As Remi spoke, Ciarán recognized the meaning of another picture scrawled on the shrine’s wall: a muscular centaur pulling a bowstring and targeting a monstrous scorpion, its deadly curved sting poised to strike.
“Together, these tell the first act of the prophecy,” Remi continued. “A champion of men will be measured in a battle against the enemy. Only by wielding the weapon, Sagittarius, can the champion survive and defeat the enemy in this battle. Maugis called this the prime conflict.”
Remi pointed to the next four symbols, which completed the next third of the circle.

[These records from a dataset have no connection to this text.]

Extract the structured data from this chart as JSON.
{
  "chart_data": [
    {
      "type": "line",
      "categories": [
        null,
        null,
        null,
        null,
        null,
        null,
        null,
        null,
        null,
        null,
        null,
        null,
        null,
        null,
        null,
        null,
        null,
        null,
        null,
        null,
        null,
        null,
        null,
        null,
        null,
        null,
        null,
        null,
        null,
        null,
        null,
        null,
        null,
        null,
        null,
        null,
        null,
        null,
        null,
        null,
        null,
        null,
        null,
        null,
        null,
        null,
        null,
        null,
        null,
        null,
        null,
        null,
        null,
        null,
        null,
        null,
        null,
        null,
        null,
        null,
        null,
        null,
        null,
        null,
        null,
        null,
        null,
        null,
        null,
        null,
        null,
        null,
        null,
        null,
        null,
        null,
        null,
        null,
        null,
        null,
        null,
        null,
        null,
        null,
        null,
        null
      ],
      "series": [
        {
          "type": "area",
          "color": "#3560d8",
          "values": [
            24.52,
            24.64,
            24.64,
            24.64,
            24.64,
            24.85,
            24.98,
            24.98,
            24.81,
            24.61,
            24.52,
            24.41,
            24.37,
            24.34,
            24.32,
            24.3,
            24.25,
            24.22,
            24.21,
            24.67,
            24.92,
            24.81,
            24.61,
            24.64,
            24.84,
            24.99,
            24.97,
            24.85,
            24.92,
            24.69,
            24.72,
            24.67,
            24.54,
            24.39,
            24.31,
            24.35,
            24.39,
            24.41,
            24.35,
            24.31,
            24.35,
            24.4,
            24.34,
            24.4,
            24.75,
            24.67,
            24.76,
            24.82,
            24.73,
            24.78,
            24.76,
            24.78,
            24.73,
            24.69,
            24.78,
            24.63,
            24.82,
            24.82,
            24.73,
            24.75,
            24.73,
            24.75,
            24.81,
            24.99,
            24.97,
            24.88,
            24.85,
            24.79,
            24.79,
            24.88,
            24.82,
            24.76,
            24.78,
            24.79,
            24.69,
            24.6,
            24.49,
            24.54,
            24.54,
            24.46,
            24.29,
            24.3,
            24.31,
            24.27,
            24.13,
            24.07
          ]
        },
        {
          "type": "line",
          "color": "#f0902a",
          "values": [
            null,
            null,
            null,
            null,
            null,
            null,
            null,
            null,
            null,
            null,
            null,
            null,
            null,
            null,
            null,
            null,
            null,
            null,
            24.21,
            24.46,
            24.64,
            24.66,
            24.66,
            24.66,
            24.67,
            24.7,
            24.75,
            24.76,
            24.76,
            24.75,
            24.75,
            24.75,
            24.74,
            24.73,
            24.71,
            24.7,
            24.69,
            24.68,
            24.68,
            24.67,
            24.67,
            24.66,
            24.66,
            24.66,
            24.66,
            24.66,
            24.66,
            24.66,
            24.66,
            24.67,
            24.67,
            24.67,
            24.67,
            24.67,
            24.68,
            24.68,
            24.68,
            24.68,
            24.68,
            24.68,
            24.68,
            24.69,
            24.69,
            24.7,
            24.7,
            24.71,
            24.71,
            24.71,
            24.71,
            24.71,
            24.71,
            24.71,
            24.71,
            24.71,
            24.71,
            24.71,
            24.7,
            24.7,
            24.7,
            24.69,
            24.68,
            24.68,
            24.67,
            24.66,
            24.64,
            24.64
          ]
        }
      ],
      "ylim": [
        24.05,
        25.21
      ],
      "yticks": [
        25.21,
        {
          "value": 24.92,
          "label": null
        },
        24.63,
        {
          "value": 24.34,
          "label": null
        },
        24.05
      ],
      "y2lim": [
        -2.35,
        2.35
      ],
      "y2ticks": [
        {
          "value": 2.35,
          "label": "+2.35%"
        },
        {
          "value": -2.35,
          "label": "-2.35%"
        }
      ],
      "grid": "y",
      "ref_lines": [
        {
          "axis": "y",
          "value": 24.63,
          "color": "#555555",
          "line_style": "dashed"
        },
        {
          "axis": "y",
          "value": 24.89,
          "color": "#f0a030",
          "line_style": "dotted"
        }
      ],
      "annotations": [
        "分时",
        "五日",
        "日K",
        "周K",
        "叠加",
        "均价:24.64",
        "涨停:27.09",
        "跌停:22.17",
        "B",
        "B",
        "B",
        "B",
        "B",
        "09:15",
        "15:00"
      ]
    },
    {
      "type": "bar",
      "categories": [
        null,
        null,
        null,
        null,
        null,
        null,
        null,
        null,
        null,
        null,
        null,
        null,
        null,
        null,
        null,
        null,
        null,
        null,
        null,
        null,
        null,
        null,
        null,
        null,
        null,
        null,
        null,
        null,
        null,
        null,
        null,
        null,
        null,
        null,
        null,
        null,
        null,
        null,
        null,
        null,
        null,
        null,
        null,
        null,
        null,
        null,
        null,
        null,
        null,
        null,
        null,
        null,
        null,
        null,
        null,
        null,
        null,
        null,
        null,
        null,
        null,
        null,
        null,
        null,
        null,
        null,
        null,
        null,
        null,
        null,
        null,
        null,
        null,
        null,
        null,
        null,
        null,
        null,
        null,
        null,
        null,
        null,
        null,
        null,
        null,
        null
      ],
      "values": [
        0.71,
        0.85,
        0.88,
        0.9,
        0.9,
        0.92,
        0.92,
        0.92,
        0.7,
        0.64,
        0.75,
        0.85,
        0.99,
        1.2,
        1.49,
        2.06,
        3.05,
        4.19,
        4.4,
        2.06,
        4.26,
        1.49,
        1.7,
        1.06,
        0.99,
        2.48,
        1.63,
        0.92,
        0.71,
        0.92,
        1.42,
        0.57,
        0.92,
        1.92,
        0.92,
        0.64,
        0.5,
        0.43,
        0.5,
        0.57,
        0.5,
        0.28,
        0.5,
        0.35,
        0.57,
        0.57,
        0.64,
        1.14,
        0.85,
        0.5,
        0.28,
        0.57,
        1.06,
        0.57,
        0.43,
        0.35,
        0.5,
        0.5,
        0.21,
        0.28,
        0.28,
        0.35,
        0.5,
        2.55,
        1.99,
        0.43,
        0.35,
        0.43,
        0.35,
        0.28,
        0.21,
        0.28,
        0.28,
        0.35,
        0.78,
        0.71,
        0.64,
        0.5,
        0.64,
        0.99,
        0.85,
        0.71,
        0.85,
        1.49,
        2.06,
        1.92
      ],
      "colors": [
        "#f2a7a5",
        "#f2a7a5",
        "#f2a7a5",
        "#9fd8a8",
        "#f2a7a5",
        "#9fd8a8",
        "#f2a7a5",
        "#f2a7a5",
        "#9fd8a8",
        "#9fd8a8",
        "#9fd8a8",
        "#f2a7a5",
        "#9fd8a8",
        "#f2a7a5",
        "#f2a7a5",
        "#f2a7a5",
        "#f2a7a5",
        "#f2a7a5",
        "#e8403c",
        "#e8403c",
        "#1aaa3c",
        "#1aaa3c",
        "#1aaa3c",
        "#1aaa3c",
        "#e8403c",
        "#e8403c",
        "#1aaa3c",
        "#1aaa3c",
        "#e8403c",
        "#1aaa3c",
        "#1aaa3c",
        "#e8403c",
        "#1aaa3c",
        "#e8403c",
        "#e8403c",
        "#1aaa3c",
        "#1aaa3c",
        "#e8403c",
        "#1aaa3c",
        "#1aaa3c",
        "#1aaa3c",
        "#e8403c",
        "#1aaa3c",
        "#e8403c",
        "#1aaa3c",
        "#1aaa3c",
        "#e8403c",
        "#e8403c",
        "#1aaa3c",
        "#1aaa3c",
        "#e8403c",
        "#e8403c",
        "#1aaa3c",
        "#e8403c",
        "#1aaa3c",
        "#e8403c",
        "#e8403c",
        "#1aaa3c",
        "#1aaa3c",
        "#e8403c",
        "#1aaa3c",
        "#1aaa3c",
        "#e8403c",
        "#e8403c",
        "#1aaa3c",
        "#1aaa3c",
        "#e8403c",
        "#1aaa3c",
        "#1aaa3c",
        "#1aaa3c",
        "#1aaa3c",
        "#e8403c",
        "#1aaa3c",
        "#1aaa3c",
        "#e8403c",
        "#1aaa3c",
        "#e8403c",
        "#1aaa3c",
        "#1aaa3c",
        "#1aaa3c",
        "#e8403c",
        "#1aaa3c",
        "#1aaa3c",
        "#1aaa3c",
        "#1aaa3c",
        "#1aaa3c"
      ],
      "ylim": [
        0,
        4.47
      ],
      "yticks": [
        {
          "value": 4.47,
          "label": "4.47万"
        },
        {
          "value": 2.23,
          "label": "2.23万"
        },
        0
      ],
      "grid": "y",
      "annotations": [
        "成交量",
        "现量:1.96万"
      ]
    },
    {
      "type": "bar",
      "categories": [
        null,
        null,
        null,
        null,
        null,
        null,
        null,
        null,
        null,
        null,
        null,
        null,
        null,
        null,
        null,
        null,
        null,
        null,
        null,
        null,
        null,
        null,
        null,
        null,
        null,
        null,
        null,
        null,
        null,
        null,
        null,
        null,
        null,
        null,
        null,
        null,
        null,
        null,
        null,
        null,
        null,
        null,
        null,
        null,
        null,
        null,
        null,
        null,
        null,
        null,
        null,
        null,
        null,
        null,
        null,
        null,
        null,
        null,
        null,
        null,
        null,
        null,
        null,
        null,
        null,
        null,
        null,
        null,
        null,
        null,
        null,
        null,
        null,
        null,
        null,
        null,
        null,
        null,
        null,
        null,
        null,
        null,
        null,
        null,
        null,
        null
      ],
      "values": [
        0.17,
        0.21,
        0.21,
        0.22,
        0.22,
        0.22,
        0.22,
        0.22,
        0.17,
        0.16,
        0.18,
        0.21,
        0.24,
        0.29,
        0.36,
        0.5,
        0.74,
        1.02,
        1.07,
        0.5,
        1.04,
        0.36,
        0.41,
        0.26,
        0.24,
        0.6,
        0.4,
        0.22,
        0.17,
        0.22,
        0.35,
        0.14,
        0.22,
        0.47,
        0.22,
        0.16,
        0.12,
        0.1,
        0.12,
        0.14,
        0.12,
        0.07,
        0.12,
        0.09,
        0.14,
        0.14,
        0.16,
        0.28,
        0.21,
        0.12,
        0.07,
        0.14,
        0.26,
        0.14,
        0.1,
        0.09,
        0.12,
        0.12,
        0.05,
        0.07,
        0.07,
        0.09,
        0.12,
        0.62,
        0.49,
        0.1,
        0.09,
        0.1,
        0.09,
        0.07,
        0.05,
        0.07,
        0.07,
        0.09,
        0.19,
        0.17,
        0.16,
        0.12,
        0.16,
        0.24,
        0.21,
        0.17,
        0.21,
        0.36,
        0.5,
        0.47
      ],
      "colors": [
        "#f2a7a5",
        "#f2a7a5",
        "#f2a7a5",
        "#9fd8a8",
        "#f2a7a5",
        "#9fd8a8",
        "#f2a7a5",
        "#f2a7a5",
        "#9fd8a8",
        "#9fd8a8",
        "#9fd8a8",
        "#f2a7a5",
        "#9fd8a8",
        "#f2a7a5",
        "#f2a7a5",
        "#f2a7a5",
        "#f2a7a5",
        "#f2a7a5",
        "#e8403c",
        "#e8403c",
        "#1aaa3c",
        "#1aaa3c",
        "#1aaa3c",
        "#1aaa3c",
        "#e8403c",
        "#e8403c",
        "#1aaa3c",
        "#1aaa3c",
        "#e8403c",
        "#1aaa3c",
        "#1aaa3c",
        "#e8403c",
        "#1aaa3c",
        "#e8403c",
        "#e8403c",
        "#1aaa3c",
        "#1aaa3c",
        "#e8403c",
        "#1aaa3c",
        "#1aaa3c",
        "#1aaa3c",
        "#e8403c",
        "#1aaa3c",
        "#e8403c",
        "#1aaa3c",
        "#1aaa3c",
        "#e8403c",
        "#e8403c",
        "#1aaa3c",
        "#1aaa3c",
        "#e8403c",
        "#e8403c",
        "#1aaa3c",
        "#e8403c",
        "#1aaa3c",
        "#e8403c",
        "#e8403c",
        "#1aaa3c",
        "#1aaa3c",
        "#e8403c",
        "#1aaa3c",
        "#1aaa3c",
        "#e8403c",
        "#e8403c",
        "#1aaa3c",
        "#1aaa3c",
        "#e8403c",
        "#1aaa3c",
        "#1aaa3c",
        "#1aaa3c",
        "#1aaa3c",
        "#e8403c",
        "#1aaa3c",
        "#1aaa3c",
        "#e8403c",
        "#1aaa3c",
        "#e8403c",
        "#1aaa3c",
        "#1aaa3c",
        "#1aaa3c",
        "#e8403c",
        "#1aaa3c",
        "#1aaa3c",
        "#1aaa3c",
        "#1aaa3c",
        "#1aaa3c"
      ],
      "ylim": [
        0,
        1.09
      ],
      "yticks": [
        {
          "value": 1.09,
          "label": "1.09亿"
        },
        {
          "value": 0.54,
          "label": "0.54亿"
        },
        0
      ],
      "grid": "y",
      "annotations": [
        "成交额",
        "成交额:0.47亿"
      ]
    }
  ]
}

“Of the next act, we know much less. It begins with Capricorn, the goat, a universal symbol of sacrifice. Next is Aquarius, the flowing waters. It is believed this represents a journey. The waters flow into the constellations that surround Pisces, the next sign. Pisces is depicted as two fish bound by a chain. The chain also binds two other constellations: Andromeda, a woman, and Cetus, the Leviathan, a great monster of the sea.”
Flanking the symbols in this half of the circle were sketches of a woman, shamelessly naked yet beautiful, and a creature that looked like a whale, but with the scales of a fish and the jaws of a shark. A chain linked the woman’s wrists to the sea monster’s tail.
“This is where the meaning of the second act becomes a mystery,” Remi continued. “Maugis says nothing of it. Last of the four is Aries, the ram—again, a symbol of sacrifice. So the second act represents a journey of some type that begins and ends with sacrifice.”
Ciarán nodded, his eyes still riveted on the image of Andromeda and the Leviathan.
“The meaning of the final act is clearer.” Remi tapped a finger beside the last four symbols.